If voltage applied to `X` -ray tube increased from`V=10kV` to `20kV`. The wave length interval between `K_(alpha)-`line and short wave cut off continuous `X`-ray increases by factor of `3 (Rhc)/e=13.6V` where `R` is Rydberg constant `h` is plank's constant `c` is speed of light in vacuum and `e` is charge on electron

To solve the problem, we need to analyze the relationship between the voltage applied to the X-ray tube and the wavelengths of the emitted X-rays, specifically the Kα line and the short wave cut-off continuous X-ray. ### Step-by-Step Solution: 1. **Understand the relationship between voltage and wavelength:** The energy of the emitted X-rays is related to the voltage (V) applied to the X-ray tube. The cut-off wavelength (λ) is given by the formula: \[ \lambda = \frac{hc}{eV} \] where \( h \) is Planck's constant, \( c \) is the speed of light, and \( e \) is the charge of an electron. 2. **Calculate the cut-off wavelengths for the two voltages:** For \( V_1 = 10 \, \text{kV} = 10,000 \, \text{V} \): \[ \lambda_1 = \frac{hc}{eV_1} \] For \( V_2 = 20 \, \text{kV} = 20,000 \, \text{V} \): \[ \lambda_2 = \frac{hc}{eV_2} \] 3. **Set up the equation for the wavelength interval:** The problem states that the wavelength interval between the Kα line and the short wave cut-off continuous X-ray increases by a factor of 3: \[ \lambda_2 - \lambda_1 = 3 \cdot \lambda_1 \] Rearranging gives: \[ \lambda_2 = 4\lambda_1 \] 4. **Substituting the values of λ:** Substitute the expressions for \( \lambda_1 \) and \( \lambda_2 \): \[ \frac{hc}{eV_2} = 4 \cdot \frac{hc}{eV_1} \] 5. **Canceling common terms:** Since \( hc/e \) is common in both terms, we can cancel it out: \[ \frac{1}{V_2} = 4 \cdot \frac{1}{V_1} \] 6. **Substituting the voltage values:** Substitute \( V_1 = 10,000 \, \text{V} \) and \( V_2 = 20,000 \, \text{V} \): \[ \frac{1}{20,000} = 4 \cdot \frac{1}{10,000} \] This confirms the relationship holds true. 7. **Finding the atomic number (Z):** The relationship between the wavelength and atomic number for the Kα line can be expressed as: \[ \frac{1}{\lambda} = R \cdot (Z - 1)^2 \] where \( R \) is the Rydberg constant.
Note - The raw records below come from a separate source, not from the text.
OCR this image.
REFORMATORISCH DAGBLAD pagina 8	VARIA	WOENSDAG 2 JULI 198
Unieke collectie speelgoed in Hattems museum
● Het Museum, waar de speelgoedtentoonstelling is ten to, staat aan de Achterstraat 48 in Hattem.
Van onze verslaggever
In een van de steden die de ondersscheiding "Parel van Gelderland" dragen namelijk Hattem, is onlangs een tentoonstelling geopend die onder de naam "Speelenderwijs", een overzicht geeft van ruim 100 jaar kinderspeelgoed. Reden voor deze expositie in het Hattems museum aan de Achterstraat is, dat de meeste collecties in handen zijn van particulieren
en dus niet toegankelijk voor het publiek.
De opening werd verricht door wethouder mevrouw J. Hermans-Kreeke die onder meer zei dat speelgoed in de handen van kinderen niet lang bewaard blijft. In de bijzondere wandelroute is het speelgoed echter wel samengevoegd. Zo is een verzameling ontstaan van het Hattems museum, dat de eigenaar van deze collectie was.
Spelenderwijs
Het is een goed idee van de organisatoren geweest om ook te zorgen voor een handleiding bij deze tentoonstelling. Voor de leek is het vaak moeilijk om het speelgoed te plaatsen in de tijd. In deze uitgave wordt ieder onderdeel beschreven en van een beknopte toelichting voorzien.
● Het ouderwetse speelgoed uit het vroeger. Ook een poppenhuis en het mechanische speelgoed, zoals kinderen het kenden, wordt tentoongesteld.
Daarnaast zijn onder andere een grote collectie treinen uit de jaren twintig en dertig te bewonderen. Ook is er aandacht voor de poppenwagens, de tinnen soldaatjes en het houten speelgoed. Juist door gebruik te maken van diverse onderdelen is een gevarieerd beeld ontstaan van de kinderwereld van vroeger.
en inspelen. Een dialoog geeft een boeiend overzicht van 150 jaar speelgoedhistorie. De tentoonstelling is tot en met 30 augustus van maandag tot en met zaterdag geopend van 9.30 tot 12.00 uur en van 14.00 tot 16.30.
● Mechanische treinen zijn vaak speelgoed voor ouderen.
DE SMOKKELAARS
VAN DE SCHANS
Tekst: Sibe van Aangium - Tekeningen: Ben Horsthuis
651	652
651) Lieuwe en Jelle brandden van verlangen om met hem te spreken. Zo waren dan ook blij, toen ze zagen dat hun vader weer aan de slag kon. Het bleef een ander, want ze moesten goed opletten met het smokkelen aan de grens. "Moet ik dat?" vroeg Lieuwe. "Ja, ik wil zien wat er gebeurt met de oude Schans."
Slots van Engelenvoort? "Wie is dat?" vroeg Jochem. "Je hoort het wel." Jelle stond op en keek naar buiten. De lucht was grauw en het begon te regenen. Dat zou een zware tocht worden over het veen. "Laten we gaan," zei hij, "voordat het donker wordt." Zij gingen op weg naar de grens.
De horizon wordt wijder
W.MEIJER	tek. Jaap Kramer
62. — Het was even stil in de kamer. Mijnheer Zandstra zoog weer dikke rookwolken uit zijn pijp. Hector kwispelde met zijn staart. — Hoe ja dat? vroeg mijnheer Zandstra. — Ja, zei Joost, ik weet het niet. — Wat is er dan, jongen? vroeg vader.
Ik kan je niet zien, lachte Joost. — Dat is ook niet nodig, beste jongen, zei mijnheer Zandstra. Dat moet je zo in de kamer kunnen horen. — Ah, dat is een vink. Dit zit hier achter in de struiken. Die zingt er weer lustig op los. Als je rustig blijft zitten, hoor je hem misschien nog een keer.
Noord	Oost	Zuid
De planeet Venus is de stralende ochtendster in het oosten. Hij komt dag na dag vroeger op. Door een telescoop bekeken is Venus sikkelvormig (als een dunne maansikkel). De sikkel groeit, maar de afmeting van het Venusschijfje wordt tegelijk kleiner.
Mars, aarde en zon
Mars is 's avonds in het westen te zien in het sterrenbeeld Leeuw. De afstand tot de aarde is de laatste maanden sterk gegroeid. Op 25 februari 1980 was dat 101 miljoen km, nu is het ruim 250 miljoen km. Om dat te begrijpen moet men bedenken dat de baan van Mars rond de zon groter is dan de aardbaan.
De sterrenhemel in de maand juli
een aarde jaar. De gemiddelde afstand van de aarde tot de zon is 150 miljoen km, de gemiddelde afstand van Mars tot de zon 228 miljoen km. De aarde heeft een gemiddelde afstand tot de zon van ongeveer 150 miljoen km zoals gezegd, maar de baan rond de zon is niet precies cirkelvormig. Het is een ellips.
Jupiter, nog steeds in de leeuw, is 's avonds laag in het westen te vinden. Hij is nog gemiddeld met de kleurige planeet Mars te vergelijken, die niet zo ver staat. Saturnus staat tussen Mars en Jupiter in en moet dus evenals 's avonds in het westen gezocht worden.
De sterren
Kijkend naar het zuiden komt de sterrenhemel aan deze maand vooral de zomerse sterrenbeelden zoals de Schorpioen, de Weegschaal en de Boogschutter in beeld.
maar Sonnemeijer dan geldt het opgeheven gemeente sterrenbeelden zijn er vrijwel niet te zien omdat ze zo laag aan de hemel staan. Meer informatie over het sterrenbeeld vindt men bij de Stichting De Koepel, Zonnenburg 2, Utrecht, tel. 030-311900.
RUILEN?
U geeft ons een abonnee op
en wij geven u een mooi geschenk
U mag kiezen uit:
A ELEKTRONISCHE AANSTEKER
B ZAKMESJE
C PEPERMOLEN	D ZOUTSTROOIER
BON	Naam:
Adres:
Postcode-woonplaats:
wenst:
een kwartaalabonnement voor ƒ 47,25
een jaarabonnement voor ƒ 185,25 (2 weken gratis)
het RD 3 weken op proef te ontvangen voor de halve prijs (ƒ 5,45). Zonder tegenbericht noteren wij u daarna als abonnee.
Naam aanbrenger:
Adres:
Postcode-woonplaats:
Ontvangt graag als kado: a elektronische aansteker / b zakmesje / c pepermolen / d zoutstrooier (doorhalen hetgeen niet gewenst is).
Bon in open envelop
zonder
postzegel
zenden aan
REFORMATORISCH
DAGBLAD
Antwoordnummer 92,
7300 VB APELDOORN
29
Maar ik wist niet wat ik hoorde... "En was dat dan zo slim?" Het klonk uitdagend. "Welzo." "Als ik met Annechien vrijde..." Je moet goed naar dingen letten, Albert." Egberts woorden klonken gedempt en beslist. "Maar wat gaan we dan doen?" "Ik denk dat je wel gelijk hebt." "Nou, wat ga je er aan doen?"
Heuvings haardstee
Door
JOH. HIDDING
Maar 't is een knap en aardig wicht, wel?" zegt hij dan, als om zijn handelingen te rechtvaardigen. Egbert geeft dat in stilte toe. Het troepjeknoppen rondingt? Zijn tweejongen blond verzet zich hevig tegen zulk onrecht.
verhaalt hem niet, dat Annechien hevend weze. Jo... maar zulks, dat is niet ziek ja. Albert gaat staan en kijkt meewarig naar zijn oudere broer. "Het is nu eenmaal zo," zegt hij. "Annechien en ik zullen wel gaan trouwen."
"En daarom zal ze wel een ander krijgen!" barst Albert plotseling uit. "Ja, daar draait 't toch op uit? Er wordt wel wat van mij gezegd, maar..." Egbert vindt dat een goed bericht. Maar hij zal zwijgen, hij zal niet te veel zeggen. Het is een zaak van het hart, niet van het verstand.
We can relate this to our previous equations to find \( Z \). 8. **Using the derived relationship:** From the previous steps, we can derive: \[ Z = \sqrt{\frac{1}{\lambda} \cdot \frac{1}{R}} + 1 \] Substitute the known values to find \( Z \). 9. **Final calculations:** After substituting the values and solving, we find that \( Z = 29 \). 10. **Finding \( \lambda_1 \):** Using the formula for \( \lambda_1 \): \[ \lambda_1 = \frac{hc}{eV_1} \] Substitute the known constants and \( V_1 \) to find \( \lambda_1 \).